たぶん初めて芥川賞受賞作を読んで素直に面白い、と思った。
主人公は大学生時代にコンビニでアルバイトをはじめてから就職もせず、働きはじめた店でそのまんま18年間、コンビニのアルバイトを続けている女性。
彼女には自分ではごくごく普通だと思っていることが、世間の普通とちょっとずれてしまうという癖がある。
小さい頃、公園で死んでいる小鳥を見つけた時に、廻りの子供たちはみんな「かわいそう」という中で、一人彼女は「焼いて食べよう」と言い出す。
母から埋葬しましょう、と言われた時も父さん焼き鳥大好きなのに・・・・と彼女。
男子生徒が喧嘩を始めそうになり「誰か止めて」という叫びを聞いた彼女は、今にも喧嘩しそうな男子の頭を掃除用のデッキでぶったたく。
何故、そんなことをしたのか、の問いにはそれが一番手っ取り早く静かにさせる方法だと思ったから。
なんとも考え方がシンプルなのだ。
決して間違っていないし、最も合理的とさえ言えるのだが、世間の常識というフィルムで見た時、彼女はちょっと変わってる、という目で見られてしまう。
静かにさせる手立てが掃除用のデッキで良かったようなもので、もし、そこにナイフがあったら、どうしていたのだろう。

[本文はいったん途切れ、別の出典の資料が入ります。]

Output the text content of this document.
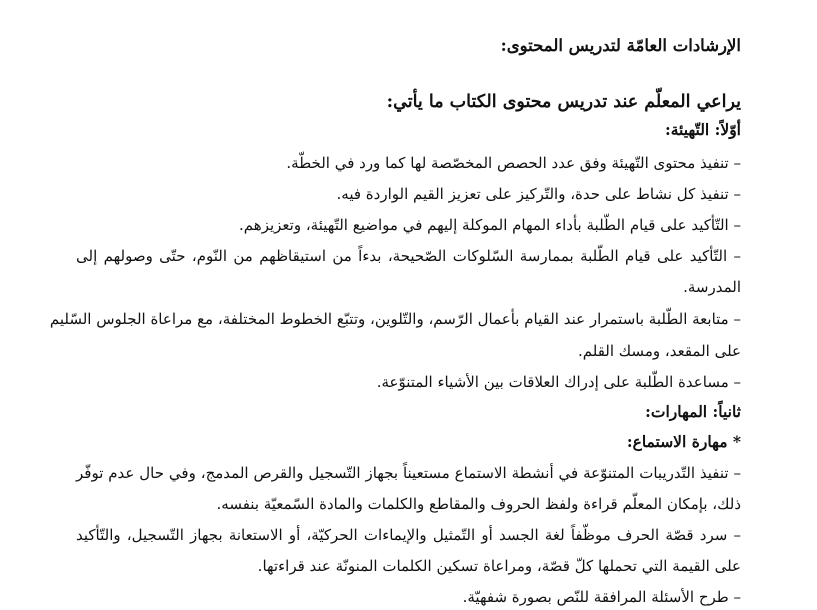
الإرشادات العامّة لتدريس المحتوى:
يراعي المعلّم عند تدريس محتوى الكتاب ما يأتي:
أوّلاً: التّهيئة:
– تنفيذ محتوى التّهيئة وفق عدد الحصص المخصّصة لها كما ورد في الخطّة.
– تنفيذ كل نشاط على حدة، والتّركيز على تعزيز القيم الواردة فيه.
– التّأكيد على قيام الطّلبة بأداء المهام الموكلة إليهم في مواضيع التّهيئة، وتعزيزهم.
– التّأكيد على قيام الطّلبة بممارسة السّلوكات الصّحيحة، بدءاً من استيقاظهم من النّوم، حتّى وصولهم إلى
المدرسة.
– متابعة الطّلبة باستمرار عند القيام بأعمال الرّسم، والتّلوين، وتتبّع الخطوط المختلفة، مع مراعاة الجلوس السّليم
على المقعد، ومسك القلم.
– مساعدة الطّلبة على إدراك العلاقات بين الأشياء المتنوّعة.
ثانياً: المهارات:
* مهارة الاستماع:
– تنفيذ التّدريبات المتنوّعة في أنشطة الاستماع مستعيناً بجهاز التّسجيل والقرص المدمج، وفي حال عدم توفّر
ذلك، بإمكان المعلّم قراءة ولفظ الحروف والمقاطع والكلمات والمادة السّمعيّة بنفسه.
– سرد قصّة الحرف موظّفاً لغة الجسد أو التّمثيل والإيماءات الحركيّة، أو الاستعانة بجهاز التّسجيل، والتّأكيد
على القيمة التي تحملها كلّ قصّة، ومراعاة تسكين الكلمات المنونّة عند قراءتها.
– طرح الأسئلة المرافقة للنّص بصورة شفهيّة.
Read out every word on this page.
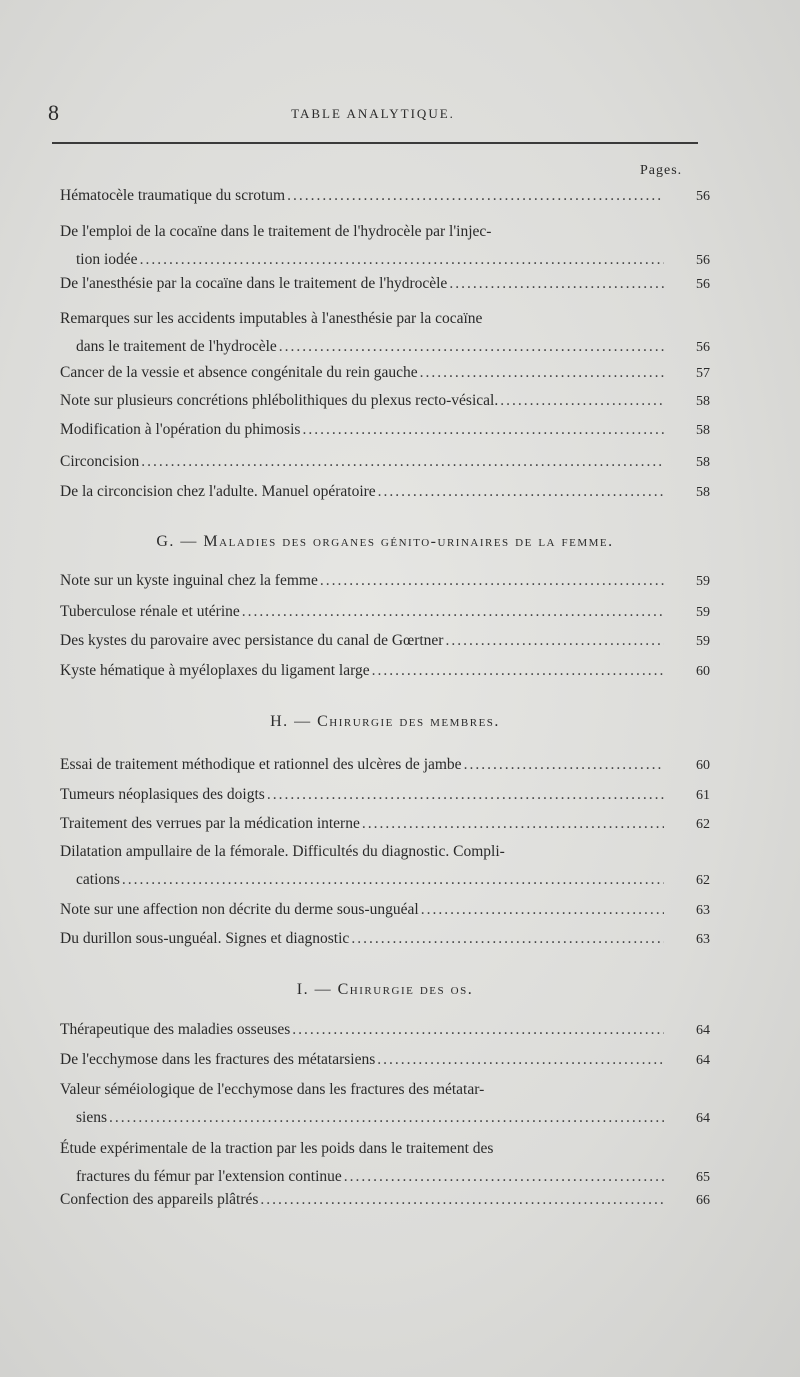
8	TABLE ANALYTIQUE.
Pages.
Hématocèle traumatique du scrotum .....	56
De l'emploi de la cocaïne dans le traitement de l'hydrocèle par l'injec-
tion iodée .....	56
De l'anesthésie par la cocaïne dans le traitement de l'hydrocèle .....	56
Remarques sur les accidents imputables à l'anesthésie par la cocaïne
dans le traitement de l'hydrocèle .....	56
Cancer de la vessie et absence congénitale du rein gauche .....	57
Note sur plusieurs concrétions phlébolithiques du plexus recto-vésical. .....	58
Modification à l'opération du phimosis .....	58
Circoncision .....	58
De la circoncision chez l'adulte. Manuel opératoire .....	58
G. — Maladies des organes génito-urinaires de la femme.
Note sur un kyste inguinal chez la femme .....	59
Tuberculose rénale et utérine .....	59
Des kystes du parovaire avec persistance du canal de Gœrtner .....	59
Kyste hématique à myéloplaxes du ligament large .....	60
H. — Chirurgie des membres.
Essai de traitement méthodique et rationnel des ulcères de jambe .....	60
Tumeurs néoplasiques des doigts .....	61
Traitement des verrues par la médication interne .....	62
Dilatation ampullaire de la fémorale. Difficultés du diagnostic. Compli-
cations .....	62
Note sur une affection non décrite du derme sous-unguéal .....	63
Du durillon sous-unguéal. Signes et diagnostic .....	63
I. — Chirurgie des os.
Thérapeutique des maladies osseuses .....	64
De l'ecchymose dans les fractures des métatarsiens .....	64
Valeur séméiologique de l'ecchymose dans les fractures des métatar-
siens .....	64
Étude expérimentale de la traction par les poids dans le traitement des
fractures du fémur par l'extension continue .....	65
Confection des appareils plâtrés .....	66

静かにするために一番手っ取り早いだろうと思い、刺しました。
となれば、ちょっと変わったでは済まされなくなる。
合理的でシンプルとはいえ、一歩間違えばそちらの世界に入って行きかねない危うさも合わせ持っている気がする。
彼女は自分は人から普通と見られていないことに気がついてからは人との関わりをなるべく持たずに生きてきたのだが、コンビニでバイトをする時に全てが変わる。
全てマニュアル通りにやっていればいいのだ。
初めて、人間社会で必要とされた。
そんな普通になったかに見えた彼女でも、三十半ば過ぎてもまだ結婚どころか、男付き合いが無い。就職もせずにバイトをしている・・。
学生時代の同年代から見れば、やはり変わっている。
そんな目から解放されるために打って出た策はアッと驚くものだったが、元々合理的な彼女にしてみれば驚くことでもなんでもない。
この本、読み物としての面白さ満載。
人が誰かの話し方を模写して行くことなどの視点も面白い。
何より興味深いのがコンビニというものの中の人間からの視点での描写。
実際に働いている人ならではの視点がいくつも。
著者自身、コンビニでの仕事を辞めたら書けなくなってしまう、というほどのコンビニ人間。
芥川賞、毎回、こういう本が選ばれるようになればいいのになぁ。